Quite. Anyone who's disabled, who's survived a terrible traffic accident or been blown up by an IED in Afghanistan, who's gone through painful reconstruction surgery from an acid attack – anyone who gets old (sorry to bear bad tidings, but sooner or later that means you) – can testify that the self is not the body. The soul of a man in a wheelchair is not crippled. The interior world of an elderly woman is not withered. The new materialism is philosophically crude, morally deficient, evolutionarily regressive, existentially stunted and plain dumb.

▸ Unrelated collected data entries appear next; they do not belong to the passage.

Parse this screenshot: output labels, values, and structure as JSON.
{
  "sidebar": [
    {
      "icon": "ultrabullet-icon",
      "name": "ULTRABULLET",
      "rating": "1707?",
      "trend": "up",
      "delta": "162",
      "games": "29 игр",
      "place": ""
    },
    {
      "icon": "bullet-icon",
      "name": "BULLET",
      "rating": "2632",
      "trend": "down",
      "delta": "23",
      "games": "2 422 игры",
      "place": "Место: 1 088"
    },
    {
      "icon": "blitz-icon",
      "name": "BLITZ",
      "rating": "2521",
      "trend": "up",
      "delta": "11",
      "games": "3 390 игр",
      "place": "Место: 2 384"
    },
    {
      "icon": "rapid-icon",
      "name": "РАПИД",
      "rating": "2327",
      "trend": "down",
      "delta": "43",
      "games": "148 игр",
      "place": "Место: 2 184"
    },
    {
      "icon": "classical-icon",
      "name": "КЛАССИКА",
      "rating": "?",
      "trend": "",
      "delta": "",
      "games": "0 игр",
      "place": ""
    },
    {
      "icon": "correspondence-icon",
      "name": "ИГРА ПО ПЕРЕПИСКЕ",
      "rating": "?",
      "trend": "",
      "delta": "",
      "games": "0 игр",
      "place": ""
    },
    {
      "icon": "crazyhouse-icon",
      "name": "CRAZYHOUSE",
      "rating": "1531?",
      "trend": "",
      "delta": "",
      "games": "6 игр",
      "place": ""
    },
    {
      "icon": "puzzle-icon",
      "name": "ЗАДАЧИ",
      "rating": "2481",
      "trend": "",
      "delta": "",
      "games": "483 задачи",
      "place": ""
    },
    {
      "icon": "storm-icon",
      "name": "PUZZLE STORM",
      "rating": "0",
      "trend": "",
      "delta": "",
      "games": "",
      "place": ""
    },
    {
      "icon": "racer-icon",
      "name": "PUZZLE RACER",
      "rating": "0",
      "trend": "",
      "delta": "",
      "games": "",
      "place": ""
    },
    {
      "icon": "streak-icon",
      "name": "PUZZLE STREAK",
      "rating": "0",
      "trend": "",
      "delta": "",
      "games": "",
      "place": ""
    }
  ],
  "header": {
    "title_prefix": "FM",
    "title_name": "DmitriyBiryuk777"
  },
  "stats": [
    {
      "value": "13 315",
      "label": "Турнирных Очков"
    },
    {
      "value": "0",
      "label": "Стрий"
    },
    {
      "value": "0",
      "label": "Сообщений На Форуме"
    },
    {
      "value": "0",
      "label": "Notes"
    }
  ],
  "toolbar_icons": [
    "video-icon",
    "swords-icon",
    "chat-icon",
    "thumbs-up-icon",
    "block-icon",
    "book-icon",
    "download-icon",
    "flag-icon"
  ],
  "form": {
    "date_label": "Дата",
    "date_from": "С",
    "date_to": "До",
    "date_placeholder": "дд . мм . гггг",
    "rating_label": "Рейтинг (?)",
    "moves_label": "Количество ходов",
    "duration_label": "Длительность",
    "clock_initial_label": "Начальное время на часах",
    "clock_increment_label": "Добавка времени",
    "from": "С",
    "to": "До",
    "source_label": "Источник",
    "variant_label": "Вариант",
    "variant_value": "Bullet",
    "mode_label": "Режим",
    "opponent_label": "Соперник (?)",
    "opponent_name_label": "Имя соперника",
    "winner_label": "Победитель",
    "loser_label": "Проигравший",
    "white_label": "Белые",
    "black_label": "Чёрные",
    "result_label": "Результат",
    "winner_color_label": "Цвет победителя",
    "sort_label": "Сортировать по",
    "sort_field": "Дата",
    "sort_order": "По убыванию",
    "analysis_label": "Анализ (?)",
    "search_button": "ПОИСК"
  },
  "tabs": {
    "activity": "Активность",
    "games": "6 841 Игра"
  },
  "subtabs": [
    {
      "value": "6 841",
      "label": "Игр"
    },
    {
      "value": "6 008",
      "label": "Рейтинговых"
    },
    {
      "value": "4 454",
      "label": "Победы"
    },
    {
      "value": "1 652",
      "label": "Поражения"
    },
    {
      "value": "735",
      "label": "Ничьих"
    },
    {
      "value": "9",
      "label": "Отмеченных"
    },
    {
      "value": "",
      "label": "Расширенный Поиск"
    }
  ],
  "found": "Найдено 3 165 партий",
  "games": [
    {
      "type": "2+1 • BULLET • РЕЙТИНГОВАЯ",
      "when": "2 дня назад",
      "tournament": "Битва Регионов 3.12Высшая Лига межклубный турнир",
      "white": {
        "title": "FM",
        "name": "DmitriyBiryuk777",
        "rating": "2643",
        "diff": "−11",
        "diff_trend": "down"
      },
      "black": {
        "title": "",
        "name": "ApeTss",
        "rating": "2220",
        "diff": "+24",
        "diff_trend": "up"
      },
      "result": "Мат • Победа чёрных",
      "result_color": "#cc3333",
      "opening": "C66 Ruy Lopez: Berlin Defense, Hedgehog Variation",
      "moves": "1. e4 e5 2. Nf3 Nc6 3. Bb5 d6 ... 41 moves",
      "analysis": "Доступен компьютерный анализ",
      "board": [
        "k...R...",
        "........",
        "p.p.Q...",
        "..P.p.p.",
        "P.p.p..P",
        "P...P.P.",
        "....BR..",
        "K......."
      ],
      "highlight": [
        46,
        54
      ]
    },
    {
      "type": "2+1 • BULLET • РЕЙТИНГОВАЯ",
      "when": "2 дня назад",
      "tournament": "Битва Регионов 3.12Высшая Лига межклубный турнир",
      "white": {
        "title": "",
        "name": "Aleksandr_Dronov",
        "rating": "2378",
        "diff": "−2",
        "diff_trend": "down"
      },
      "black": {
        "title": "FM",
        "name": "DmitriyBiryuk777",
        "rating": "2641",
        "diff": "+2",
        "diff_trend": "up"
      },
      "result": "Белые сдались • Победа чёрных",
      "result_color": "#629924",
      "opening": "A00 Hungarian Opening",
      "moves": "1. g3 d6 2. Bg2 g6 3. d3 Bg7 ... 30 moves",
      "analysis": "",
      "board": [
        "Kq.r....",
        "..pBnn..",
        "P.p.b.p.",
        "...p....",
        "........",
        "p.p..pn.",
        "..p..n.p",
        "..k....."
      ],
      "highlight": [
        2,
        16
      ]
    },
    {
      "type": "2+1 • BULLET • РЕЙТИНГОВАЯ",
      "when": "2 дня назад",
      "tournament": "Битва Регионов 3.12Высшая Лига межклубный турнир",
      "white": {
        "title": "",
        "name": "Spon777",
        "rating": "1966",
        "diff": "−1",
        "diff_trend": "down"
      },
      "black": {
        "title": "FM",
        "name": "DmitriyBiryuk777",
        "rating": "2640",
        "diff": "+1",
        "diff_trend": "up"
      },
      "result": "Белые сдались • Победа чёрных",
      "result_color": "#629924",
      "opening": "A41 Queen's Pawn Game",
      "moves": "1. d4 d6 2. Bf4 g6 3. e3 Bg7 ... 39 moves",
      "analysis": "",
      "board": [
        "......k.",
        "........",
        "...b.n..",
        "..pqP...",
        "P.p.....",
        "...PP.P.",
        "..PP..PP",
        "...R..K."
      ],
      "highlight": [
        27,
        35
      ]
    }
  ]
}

Whether for the sake of rivalry, ingratiating self-deprecation, or bonding, how have we come to the point – and by "we" I do mean we women – where what we eat and how we exercise mediates our relationships and colonises the content of our discourse wholesale? Since when does a mere plate of biscuits present itself as a minefield on which one false crunchy step condemns you as either a snooty bitch or a weak-willed hypocrite? In days of yore, writers, recall, lived the life of the mind, right? They were intellectuals, or creative gnomes, hunched over keyboards, who flourished in their feverish imaginations. All right, I'm a writer. Those journalists were your emissaries, sent to have conversations with me on your behalf. Given an hour with me across a pot of tea, is that what you'd want to talk about – how often I eat? Why do you care how many press-ups I do, or whether I do them at all? For that matter, why do you care what Kate Winslet weighs, or whether a colleague passes on a second sandwich? This stuff is small-minded, catty, humiliating and pathetic. It plays to exactly the stereotype of silly, tittering, mirror-gaping girlies at which many men still, perhaps justly it seems, roll their eyes behind our backs, even if the blokes, too, are increasingly prey to the same navel-gazing at their guts – and it has got to stop.